Hacker News new | ask | show | jobs
by kir-gadjello 1138 days ago
Impressive model, thank you for releasing it under a business-friendly license!

Have you considered using Google's sparse "scaling transformer" architecture as the base? Even at 3B scale it can generate 3-4x more tokens per FLOP while being competitive at perplexity with a dense transformer. I think OpenAI uses a variant of it in their ChatGPT-3.5-Turbo product.

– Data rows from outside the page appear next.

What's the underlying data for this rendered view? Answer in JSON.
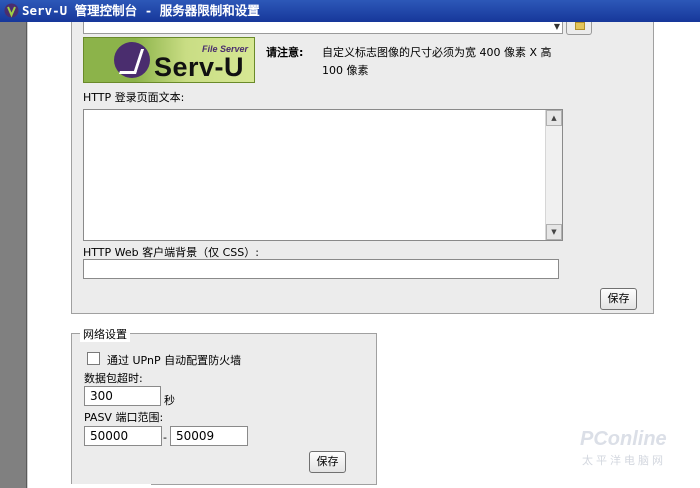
{
  "window": {
    "title": "Serv-U 管理控制台 - 服务器限制和设置"
  },
  "logo": {
    "brand": "Serv-U",
    "subtitle": "File Server"
  },
  "note": {
    "label": "请注意:",
    "text": "自定义标志图像的尺寸必须为宽 400 像素 X 高 100 像素"
  },
  "http_login": {
    "label": "HTTP 登录页面文本:",
    "value": ""
  },
  "http_css": {
    "label": "HTTP Web 客户端背景（仅 CSS）:",
    "value": ""
  },
  "save_top": {
    "label": "保存"
  },
  "network": {
    "legend": "网络设置",
    "upnp_label": "通过 UPnP 自动配置防火墙",
    "upnp_checked": false,
    "timeout_label": "数据包超时:",
    "timeout_value": "300",
    "timeout_unit": "秒",
    "pasv_label": "PASV 端口范围:",
    "pasv_from": "50000",
    "pasv_dash": "-",
    "pasv_to": "50009",
    "save_label": "保存"
  },
  "watermark": {
    "main": "PConline",
    "sub": "太平洋电脑网"
  },
  "icons": [
    "app-icon",
    "browse-folder-icon",
    "scroll-up-icon",
    "scroll-down-icon",
    "checkbox-icon"
  ]
}
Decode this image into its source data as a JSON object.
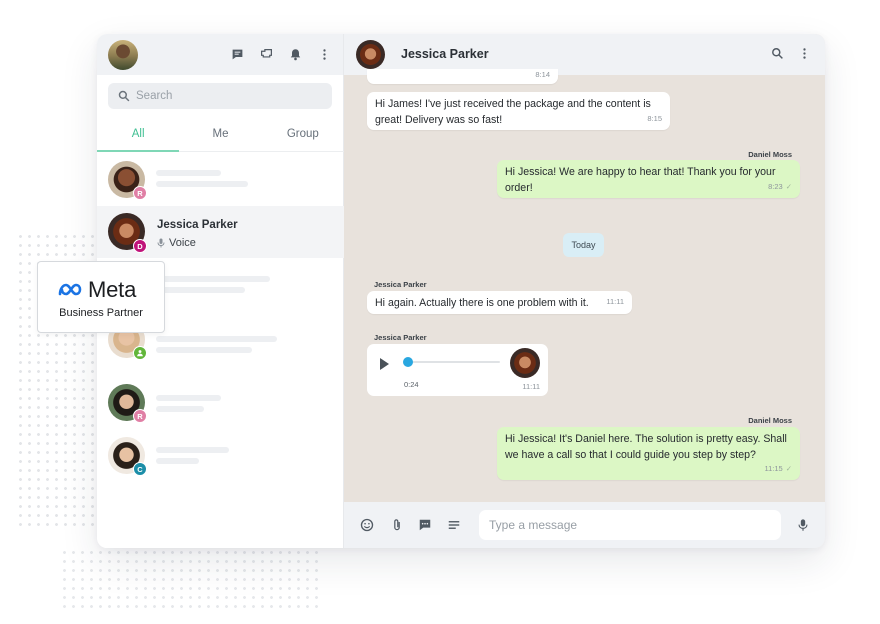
{
  "sidebar": {
    "header": {
      "icons": [
        "new-chat-icon",
        "broadcast-icon",
        "bell-icon",
        "more-vertical-icon"
      ]
    },
    "search": {
      "placeholder": "Search"
    },
    "tabs": [
      {
        "label": "All",
        "active": true
      },
      {
        "label": "Me"
      },
      {
        "label": "Group"
      }
    ],
    "chats": [
      {
        "badge": "R",
        "badge_color": "#e07fa5"
      },
      {
        "name": "Jessica Parker",
        "badge": "D",
        "badge_color": "#c0137a",
        "subtitle": "Voice",
        "selected": true
      },
      {
        "badge": ""
      },
      {
        "badge": "",
        "badge_color": "#62b63a",
        "badge_icon": "group-icon"
      },
      {
        "badge": "R",
        "badge_color": "#e07fa5"
      },
      {
        "badge": "C",
        "badge_color": "#1c8ea8"
      }
    ]
  },
  "conversation": {
    "contact_name": "Jessica Parker",
    "header_icons": [
      "search-icon",
      "more-vertical-icon"
    ],
    "messages": [
      {
        "direction": "in",
        "text": "",
        "time": "8:14"
      },
      {
        "direction": "in",
        "text": "Hi James! I've just received the package and the content is great! Delivery was so fast!",
        "time": "8:15"
      },
      {
        "direction": "out",
        "sender": "Daniel Moss",
        "text": "Hi Jessica! We are happy to hear that! Thank you for your order!",
        "time": "8:23"
      },
      {
        "direction": "in",
        "sender": "Jessica Parker",
        "text": "Hi again. Actually there is one problem with it.",
        "time": "11:11"
      },
      {
        "direction": "in",
        "sender": "Jessica Parker",
        "type": "voice",
        "duration": "0:24",
        "time": "11:11"
      },
      {
        "direction": "out",
        "sender": "Daniel Moss",
        "text": "Hi Jessica! It's Daniel here. The solution is pretty easy. Shall we have a call so that I could guide you step by step?",
        "time": "11:15"
      }
    ],
    "day_separator": "Today",
    "composer": {
      "placeholder": "Type a message",
      "icons": [
        "emoji-icon",
        "attach-icon",
        "quick-reply-icon",
        "template-icon",
        "microphone-icon"
      ]
    }
  },
  "meta_badge": {
    "logo_text": "Meta",
    "subtitle": "Business Partner"
  },
  "colors": {
    "accent": "#3fbf92",
    "outgoing_bubble": "#dcf7c5",
    "chat_background": "#e8e2dc",
    "voice_knob": "#29a7e0"
  }
}
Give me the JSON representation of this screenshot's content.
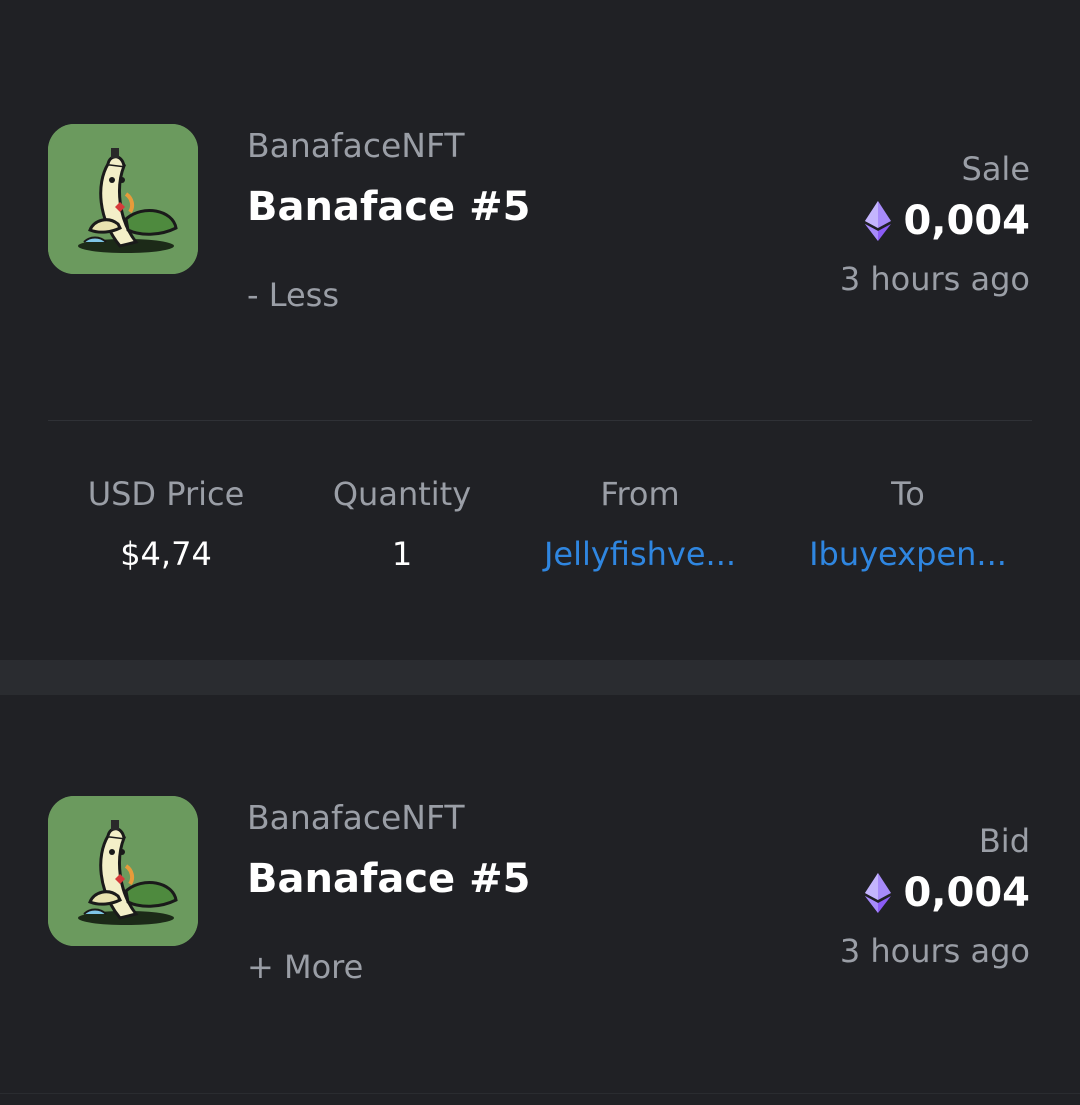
{
  "colors": {
    "background": "#202125",
    "separator_band": "#2a2c30",
    "muted_text": "#9a9ea6",
    "link": "#2f86e0",
    "thumbnail_bg": "#6b9a5e",
    "eth_icon": "#a78bfa"
  },
  "icons": {
    "currency": "ethereum-icon",
    "thumbnail": "banana-nft-image"
  },
  "activity": [
    {
      "collection": "BanafaceNFT",
      "name": "Banaface #5",
      "toggle_label": "- Less",
      "event_type": "Sale",
      "price": "0,004",
      "time_ago": "3 hours ago",
      "details": {
        "usd_price_label": "USD Price",
        "usd_price": "$4,74",
        "quantity_label": "Quantity",
        "quantity": "1",
        "from_label": "From",
        "from": "Jellyfishve...",
        "to_label": "To",
        "to": "Ibuyexpen..."
      }
    },
    {
      "collection": "BanafaceNFT",
      "name": "Banaface #5",
      "toggle_label": "+ More",
      "event_type": "Bid",
      "price": "0,004",
      "time_ago": "3 hours ago"
    }
  ]
}
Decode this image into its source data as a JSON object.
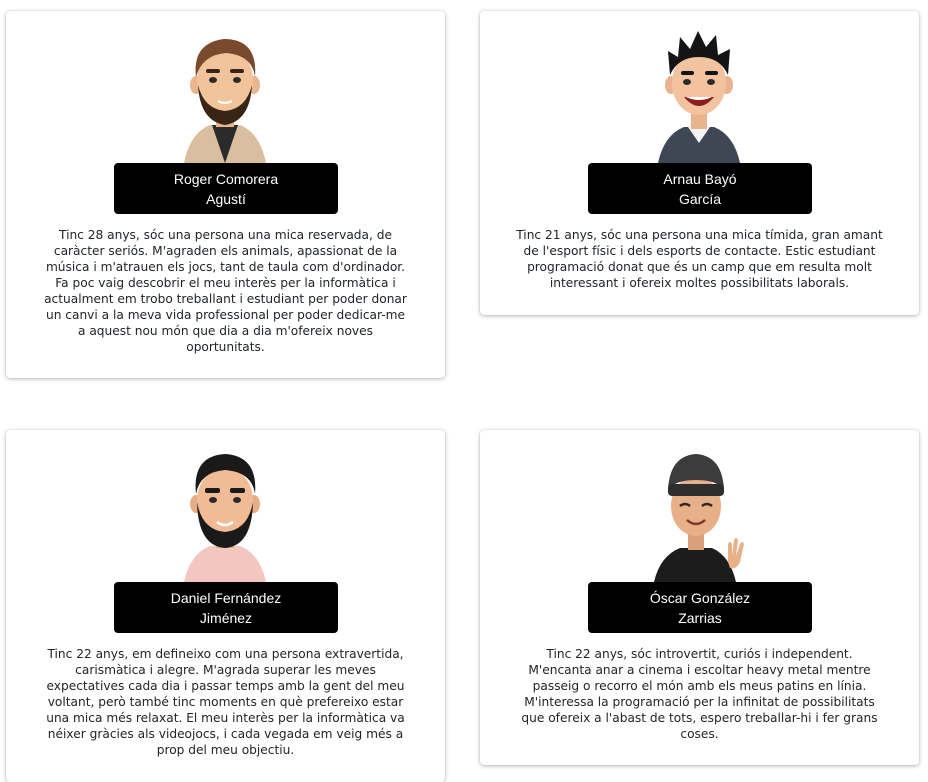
{
  "team": [
    {
      "name_line1": "Roger Comorera",
      "name_line2": "Agustí",
      "avatar_icon": "bearded-man-avatar-icon",
      "bio": "Tinc 28 anys, sóc una persona una mica reservada, de caràcter seriós. M'agraden els animals, apassionat de la música i m'atrauen els jocs, tant de taula com d'ordinador. Fa poc vaig descobrir el meu interès per la informàtica i actualment em trobo treballant i estudiant per poder donar un canvi a la meva vida professional per poder dedicar-me a aquest nou món que dia a dia m'ofereix noves oportunitats."
    },
    {
      "name_line1": "Arnau Bayó",
      "name_line2": "García",
      "avatar_icon": "smiling-man-avatar-icon",
      "bio": "Tinc 21 anys, sóc una persona una mica tímida, gran amant de l'esport físic i dels esports de contacte. Estic estudiant programació donat que és un camp que em resulta molt interessant i ofereix moltes possibilitats laborals."
    },
    {
      "name_line1": "Daniel Fernández",
      "name_line2": "Jiménez",
      "avatar_icon": "bearded-man-avatar-icon",
      "bio": "Tinc 22 anys, em defineixo com una persona extravertida, carismàtica i alegre. M'agrada superar les meves expectatives cada dia i passar temps amb la gent del meu voltant, però també tinc moments en què prefereixo estar una mica més relaxat. El meu interès per la informàtica va néixer gràcies als videojocs, i cada vegada em veig més a prop del meu objectiu."
    },
    {
      "name_line1": "Óscar González",
      "name_line2": "Zarrias",
      "avatar_icon": "beanie-waving-avatar-icon",
      "bio": "Tinc 22 anys, sóc introvertit, curiós i independent. M'encanta anar a cinema i escoltar heavy metal mentre passeig o recorro el món amb els meus patins en línia. M'interessa la programació per la infinitat de possibilitats que ofereix a l'abast de tots, espero treballar-hi i fer grans coses."
    }
  ],
  "colors": {
    "name_box_bg": "#000000",
    "name_box_text": "#ffffff",
    "bio_text": "#212529"
  }
}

Here is the paper https://arxiv.org/abs/2111.12763 and the implementation https://github.com/google/trax/blob/master/trax/models/resea... if you are interested.

Hope you get to look into this!

3 comments

Thank you for releasing the weights along with the announcement. The posts that made great headlines, but “weights are on their way!”

Like why did we even get excited? This? Great work.

> I think OpenAI uses a variant of it in their ChatGPT-3.5-Turbo product.

is that a guess or is there a source? im curious to read more

It is a guess informed by some familiarity with the literature and by going over the papers authored by researchers credited in the OpenAI's "GPT-4 contributors" web page.

I have an expanded list of foundational research that is likely to serve as basis for gpt4 here in my blog: https://kir-gadjello.github.io/posts/gpt4-some-technical-hyp...

Hope it helps!

Interesting resource. I had been wondering whether anyone had tried to compile such a list.
thank you! glad i asked
I don't think it's a business friendly license?
It allows for modifications and commercial use: https://creativecommons.org/licenses/by-sa/4.0/

>You are free to:

>Share — copy and redistribute the material in any medium or format

>Adapt — remix, transform, and build upon the material

>for any purpose, even commercially.

Compare this to the latest release from StabilityAI lab DeepFloyd, "IF", which in addition to various restrictive clauses strictly prohibits commercial use: https://github.com/deep-floyd/IF/blob/develop/LICENSE-MODEL

Repl.it's release is as open as it gets these days, in my book.

It's a copyleft license; and lots of folks on HN seem to think that copyleft, while being open, isn't business friendly.
Wow! I sincerely wonder how all those folks manage to do business in the tech industry without ever touching Linux, Git, Bash, GCC, glibc, WordPress, Ansible, Grafana, MongoDB, 7-Zip, Vim, Emacs, Firefox, Thunderbird, StackOverflow, Wikipedia, most web fonts, most ad blockers, and all the rest!